OSCS: Online Selection with Provable FAR Control for LLM Safety
Abstract
Large language models (LLMs) are vulnerable to malicious inputs, posing serious risks in high-stakes applications. While existing detection-based methods have shown strong empirical performance, they fail to explicitly control the false acceptance rate (FAR), a critical safety metric in sensitive scenarios. This limitation is further compounded by two key challenges: the absence of access to known malicious samples and the dynamic, online nature of real-world data streams. To address these challenges, we propose \textit{OSCS}, a novel framework designed to enable online FAR control without relying on malicious calibration samples.

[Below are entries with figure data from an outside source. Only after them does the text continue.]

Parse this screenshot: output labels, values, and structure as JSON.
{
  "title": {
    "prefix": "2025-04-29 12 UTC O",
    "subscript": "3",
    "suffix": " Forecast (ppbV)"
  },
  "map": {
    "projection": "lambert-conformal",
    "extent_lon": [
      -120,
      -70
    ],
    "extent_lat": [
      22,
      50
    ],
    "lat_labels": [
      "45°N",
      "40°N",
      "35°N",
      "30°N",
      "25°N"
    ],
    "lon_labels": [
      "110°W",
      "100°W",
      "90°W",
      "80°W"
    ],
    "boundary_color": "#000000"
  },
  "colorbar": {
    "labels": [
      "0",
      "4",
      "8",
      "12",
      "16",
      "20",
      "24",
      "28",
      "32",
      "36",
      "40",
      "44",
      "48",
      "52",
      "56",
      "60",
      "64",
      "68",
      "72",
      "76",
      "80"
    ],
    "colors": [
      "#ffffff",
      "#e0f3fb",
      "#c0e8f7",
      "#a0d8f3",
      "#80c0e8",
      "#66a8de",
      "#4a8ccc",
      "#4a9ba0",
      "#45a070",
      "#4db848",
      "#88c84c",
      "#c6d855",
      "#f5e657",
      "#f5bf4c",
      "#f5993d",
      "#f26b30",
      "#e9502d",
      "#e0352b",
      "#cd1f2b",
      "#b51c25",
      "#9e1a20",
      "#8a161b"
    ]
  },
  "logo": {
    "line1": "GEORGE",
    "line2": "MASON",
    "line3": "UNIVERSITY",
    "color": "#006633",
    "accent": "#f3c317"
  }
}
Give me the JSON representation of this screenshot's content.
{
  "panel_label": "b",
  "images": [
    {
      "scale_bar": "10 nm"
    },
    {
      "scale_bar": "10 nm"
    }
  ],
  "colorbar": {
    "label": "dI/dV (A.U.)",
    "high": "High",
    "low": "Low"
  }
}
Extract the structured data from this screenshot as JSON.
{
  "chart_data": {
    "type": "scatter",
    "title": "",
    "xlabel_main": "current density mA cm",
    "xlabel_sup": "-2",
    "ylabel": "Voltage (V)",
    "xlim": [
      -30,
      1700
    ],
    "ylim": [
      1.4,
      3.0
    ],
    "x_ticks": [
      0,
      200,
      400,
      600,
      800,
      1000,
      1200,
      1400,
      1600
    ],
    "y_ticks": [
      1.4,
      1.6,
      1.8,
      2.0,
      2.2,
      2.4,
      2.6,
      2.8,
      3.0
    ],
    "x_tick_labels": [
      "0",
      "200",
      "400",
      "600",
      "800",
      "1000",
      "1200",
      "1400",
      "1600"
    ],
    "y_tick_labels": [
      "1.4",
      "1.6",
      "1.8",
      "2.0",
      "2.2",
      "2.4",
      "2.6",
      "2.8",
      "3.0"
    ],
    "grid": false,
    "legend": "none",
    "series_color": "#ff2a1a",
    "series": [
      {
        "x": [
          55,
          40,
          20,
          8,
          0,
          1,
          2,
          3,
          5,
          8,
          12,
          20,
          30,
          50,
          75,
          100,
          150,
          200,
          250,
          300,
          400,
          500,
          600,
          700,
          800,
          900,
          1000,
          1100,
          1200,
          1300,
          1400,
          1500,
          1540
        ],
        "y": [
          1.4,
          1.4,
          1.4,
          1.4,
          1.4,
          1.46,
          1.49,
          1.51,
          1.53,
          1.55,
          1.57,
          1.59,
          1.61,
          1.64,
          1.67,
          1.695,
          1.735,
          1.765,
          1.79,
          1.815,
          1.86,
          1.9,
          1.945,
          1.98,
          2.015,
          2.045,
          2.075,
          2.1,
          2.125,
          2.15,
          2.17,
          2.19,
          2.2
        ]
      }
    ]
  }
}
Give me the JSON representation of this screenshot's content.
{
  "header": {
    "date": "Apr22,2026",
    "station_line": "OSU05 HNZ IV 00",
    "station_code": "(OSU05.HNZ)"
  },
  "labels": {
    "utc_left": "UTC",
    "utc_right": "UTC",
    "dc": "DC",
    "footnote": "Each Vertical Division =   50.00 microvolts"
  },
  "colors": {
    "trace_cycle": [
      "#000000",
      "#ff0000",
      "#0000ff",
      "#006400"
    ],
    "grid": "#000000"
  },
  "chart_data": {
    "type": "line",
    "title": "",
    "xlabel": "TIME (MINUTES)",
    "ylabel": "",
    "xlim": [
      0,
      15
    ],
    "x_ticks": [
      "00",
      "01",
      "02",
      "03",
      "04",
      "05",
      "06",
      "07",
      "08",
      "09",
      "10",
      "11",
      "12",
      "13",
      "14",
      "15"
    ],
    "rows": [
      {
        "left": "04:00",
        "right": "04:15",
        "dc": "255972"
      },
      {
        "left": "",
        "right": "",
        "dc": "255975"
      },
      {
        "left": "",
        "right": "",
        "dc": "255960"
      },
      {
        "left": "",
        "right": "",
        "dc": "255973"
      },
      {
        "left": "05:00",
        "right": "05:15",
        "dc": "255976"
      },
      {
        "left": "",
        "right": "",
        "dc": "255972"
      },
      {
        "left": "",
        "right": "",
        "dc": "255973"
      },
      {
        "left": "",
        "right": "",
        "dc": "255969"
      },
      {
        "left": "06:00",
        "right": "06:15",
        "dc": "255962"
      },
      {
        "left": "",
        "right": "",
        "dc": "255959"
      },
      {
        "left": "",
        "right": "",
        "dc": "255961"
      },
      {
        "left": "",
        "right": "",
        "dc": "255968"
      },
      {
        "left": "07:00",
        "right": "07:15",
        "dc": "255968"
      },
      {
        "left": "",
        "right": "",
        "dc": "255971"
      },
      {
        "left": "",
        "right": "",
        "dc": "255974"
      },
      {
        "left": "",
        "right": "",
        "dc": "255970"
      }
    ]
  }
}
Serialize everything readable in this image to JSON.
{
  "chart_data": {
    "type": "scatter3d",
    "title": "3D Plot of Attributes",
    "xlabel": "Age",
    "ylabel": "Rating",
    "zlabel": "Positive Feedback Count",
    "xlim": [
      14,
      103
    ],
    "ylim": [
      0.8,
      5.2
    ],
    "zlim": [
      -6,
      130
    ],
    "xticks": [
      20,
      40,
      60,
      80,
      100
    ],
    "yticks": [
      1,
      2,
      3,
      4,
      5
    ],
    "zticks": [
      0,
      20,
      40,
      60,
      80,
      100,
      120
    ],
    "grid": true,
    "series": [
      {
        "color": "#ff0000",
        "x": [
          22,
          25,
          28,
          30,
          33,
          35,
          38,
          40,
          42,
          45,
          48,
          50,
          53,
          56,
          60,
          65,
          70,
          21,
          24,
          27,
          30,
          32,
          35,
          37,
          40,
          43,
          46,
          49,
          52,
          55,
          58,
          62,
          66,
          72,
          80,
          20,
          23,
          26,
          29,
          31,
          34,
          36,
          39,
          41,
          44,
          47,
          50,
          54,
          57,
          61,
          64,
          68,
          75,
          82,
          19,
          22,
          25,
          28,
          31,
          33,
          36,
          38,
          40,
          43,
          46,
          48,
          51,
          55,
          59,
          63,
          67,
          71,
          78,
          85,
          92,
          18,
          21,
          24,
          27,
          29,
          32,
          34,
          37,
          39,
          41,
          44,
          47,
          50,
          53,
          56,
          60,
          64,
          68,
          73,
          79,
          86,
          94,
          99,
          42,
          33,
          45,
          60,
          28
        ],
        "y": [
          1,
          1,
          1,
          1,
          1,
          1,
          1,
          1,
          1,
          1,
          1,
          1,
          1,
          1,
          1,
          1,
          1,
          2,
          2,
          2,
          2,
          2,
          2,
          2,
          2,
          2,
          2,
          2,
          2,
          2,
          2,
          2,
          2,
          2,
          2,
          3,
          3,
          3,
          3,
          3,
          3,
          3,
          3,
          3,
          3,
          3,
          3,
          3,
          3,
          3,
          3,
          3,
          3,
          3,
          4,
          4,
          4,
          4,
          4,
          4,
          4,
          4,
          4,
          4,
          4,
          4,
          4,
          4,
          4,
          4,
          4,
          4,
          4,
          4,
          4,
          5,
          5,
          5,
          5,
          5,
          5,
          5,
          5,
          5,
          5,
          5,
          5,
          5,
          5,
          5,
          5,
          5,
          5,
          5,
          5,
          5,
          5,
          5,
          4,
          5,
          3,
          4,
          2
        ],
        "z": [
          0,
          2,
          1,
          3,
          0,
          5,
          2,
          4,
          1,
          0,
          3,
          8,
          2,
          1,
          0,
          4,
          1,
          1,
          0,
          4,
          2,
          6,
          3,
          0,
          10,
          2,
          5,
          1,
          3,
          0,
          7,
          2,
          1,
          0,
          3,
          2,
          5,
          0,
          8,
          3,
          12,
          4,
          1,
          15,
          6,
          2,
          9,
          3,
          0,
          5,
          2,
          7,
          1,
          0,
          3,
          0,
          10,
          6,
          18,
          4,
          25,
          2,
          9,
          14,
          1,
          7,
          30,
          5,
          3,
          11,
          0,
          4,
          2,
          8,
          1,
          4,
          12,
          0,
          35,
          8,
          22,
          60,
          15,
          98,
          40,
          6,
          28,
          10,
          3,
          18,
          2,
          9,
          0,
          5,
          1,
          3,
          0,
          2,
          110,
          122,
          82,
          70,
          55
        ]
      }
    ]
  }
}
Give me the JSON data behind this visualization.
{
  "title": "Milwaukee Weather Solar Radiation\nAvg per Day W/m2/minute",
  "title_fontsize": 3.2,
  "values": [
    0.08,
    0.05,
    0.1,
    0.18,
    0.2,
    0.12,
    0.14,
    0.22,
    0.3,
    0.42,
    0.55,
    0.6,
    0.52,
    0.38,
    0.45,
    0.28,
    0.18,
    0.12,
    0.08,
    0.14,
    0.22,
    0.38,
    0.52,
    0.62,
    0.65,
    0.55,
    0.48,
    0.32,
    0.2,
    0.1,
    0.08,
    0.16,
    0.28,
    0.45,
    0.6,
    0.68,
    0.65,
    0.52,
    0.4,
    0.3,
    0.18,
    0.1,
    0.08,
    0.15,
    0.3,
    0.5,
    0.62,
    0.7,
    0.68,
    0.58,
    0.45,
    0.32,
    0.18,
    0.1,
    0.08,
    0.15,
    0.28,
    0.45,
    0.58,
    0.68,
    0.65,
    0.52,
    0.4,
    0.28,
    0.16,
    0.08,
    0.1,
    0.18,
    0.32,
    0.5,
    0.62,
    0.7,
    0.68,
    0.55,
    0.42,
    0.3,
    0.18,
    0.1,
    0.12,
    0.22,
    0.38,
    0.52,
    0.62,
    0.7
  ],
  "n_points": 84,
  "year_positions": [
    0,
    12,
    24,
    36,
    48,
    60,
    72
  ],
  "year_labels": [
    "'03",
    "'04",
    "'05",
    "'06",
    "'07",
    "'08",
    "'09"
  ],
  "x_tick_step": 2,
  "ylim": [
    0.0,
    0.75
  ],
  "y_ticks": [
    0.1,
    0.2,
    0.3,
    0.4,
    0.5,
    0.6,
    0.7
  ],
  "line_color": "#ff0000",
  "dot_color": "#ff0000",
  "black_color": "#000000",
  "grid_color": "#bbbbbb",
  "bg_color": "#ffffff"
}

OSCS leverages detection scores from existing defenses and employs recursive density estimation to infer benign likelihoods directly from the test stream. This approach allows OSCS to make real-time accept/reject decisions while adhering to a user-specified FAR threshold. We provide theoretical guarantees demonstrating that OSCS effectively controls the FAR, with only a vanishing excess term under mild conditions. Extensive experiments on backdoor attacks and jailbreak scenarios further validate OSCS's effectiveness, showing that it consistently achieves robust FAR control across a variety of tasks and attack settings. These results underscore the practicality of OSCS for ensuring safety in critical LLM deployments.